Les risques du pari AMD

Reste que le choix AMD comporte des incertitudes réelles. L'écosystème logiciel autour de ROCm reste moins mature que CUDA. Les développeurs français devront se former, adapter leurs workflows, potentiellement réécrire du code. L'industrie mondiale tourne majoritairement sous CUDA, ce qui complique les transferts de modèles et les benchmarks comparatifs.

Par ailleurs, la promesse de livraison "courant 2026" reste vague. Les projets de cette envergure accumulent souvent des retards.
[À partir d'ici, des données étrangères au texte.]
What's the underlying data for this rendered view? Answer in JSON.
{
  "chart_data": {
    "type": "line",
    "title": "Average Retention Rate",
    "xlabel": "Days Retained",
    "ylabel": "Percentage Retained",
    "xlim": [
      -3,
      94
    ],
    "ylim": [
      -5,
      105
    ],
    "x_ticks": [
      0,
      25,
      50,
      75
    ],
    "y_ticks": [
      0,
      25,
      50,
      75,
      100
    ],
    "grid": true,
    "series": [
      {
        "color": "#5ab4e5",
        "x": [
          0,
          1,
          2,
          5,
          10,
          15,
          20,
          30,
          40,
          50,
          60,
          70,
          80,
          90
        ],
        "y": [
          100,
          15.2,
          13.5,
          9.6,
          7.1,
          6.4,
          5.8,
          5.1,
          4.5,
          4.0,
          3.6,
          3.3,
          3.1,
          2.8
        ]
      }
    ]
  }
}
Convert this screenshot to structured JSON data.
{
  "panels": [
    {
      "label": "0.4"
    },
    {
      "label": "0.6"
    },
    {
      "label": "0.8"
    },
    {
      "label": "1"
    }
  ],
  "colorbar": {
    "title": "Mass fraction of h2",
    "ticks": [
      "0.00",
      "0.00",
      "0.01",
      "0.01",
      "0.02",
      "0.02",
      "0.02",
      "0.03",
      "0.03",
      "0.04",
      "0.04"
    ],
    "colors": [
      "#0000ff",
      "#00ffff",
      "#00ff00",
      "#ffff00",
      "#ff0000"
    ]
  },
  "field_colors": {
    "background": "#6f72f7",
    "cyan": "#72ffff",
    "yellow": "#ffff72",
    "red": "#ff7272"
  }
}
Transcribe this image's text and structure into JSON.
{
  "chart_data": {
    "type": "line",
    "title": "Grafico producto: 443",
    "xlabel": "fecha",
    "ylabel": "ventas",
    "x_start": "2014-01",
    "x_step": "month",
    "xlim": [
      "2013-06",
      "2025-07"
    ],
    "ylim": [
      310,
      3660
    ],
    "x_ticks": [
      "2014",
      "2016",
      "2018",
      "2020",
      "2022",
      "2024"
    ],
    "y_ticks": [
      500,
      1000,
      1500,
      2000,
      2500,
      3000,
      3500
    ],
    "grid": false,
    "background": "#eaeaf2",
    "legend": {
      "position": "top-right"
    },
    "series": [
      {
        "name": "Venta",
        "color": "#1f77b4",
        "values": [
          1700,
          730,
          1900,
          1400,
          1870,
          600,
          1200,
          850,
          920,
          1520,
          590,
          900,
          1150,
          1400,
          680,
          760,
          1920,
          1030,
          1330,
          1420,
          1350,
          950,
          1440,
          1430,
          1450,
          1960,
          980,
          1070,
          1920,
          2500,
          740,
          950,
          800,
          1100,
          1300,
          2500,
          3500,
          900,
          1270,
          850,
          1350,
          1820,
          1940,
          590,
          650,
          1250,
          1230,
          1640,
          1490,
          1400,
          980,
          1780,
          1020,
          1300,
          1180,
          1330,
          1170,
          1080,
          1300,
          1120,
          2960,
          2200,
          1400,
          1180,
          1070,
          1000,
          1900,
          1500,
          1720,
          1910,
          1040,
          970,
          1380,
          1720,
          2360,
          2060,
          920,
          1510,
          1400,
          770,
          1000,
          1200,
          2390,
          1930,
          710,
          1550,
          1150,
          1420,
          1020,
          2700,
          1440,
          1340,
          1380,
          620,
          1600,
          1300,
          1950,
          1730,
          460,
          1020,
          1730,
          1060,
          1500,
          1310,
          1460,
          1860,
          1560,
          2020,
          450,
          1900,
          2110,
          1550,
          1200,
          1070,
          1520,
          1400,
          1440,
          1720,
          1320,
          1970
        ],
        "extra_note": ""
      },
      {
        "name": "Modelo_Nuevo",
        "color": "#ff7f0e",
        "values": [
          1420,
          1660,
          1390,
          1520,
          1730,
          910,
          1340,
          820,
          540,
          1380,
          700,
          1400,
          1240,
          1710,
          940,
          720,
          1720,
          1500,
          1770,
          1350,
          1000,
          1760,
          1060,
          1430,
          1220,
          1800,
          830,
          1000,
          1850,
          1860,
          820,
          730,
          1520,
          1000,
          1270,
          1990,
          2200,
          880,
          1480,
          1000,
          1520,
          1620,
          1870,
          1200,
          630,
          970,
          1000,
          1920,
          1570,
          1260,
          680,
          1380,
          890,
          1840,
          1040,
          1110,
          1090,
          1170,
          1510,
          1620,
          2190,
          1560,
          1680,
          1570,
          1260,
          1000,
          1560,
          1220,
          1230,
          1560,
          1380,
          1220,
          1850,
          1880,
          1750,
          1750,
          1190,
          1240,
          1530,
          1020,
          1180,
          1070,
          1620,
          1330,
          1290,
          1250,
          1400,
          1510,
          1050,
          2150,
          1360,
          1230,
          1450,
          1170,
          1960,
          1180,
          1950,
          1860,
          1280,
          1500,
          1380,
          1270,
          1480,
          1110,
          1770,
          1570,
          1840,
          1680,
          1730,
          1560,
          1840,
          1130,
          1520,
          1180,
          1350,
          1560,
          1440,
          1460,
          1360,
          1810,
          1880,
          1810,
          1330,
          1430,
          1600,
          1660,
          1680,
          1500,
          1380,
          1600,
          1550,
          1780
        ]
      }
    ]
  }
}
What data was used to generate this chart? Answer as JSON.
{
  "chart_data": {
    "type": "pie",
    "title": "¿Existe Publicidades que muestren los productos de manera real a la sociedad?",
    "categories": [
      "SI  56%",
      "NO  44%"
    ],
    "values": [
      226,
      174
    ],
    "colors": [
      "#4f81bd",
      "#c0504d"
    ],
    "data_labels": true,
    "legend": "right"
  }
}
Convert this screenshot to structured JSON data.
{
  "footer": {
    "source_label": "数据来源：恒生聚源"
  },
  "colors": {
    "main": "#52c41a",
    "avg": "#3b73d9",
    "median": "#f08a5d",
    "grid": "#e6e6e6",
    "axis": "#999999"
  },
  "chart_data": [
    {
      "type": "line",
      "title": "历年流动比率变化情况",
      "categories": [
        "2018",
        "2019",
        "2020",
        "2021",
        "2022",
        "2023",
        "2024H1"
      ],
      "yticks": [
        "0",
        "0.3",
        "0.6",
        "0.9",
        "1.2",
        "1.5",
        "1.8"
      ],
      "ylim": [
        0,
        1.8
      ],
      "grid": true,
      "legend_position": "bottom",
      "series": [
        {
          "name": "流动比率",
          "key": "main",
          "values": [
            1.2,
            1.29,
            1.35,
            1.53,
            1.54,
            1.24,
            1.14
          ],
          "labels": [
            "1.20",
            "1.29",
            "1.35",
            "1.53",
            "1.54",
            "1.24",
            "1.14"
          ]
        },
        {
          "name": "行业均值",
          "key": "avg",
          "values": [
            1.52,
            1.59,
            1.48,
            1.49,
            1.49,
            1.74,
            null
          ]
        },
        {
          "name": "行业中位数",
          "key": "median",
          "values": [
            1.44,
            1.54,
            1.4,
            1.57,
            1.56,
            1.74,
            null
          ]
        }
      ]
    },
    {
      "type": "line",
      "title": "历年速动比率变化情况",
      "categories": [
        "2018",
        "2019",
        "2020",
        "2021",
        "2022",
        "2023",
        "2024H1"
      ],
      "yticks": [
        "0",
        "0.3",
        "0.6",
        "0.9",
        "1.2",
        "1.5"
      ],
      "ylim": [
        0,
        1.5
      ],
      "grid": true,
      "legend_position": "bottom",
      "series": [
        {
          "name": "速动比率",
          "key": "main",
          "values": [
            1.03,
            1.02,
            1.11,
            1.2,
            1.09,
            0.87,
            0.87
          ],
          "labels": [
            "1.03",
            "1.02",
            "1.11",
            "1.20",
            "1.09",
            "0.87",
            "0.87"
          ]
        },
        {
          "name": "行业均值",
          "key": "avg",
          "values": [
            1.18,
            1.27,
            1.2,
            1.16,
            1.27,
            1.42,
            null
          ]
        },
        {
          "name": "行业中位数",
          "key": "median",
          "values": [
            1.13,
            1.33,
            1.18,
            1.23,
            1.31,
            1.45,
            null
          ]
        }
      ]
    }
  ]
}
Jupiter, le supercalculateur allemand, a lui-même connu des décalages de planning.

Enfin, Nvidia ne reste pas les bras croisés. La firme de Jensen Huang prépare sa génération suivante de GPU (architecture Rubin), et ses performances pourraient creuser davantage l'écart avec les puces AMD. Le pari français sur AMD sera jugé sur les résultats concrets de la machine, pas sur les promesses des brochures.

Ce que ça signifie pour l'Europe

Alice Recoque s'inscrit dans une dynamique plus large. L'Europe tente de construire une alternative crédible à la domination américaine et chinoise sur l'IA. Le plan EuroHPC finance plusieurs supercalculateurs exascale sur le continent. La réglementation européenne (AI Act) impose des contraintes que les entreprises américaines n'ont pas chez elles.

Le choix du hardware est un signal politique. En optant pour AMD et ROCm plutôt que Nvidia et CUDA, la France dit deux choses : nous voulons diversifier nos dépendances, et nous croyons que l'open source est un avantage stratégique à long terme.

C'est un pari. Il pourrait s'avérer visionnaire si ROCm rattrape CUDA en maturité. Il pourrait aussi s'avérer coûteux si l'écosystème ne suit pas. Mais dans un monde où chaque puce IA est un levier de puissance, faire un choix conscient plutôt que subir le monopole de facto, c'est déjà une forme de victoire.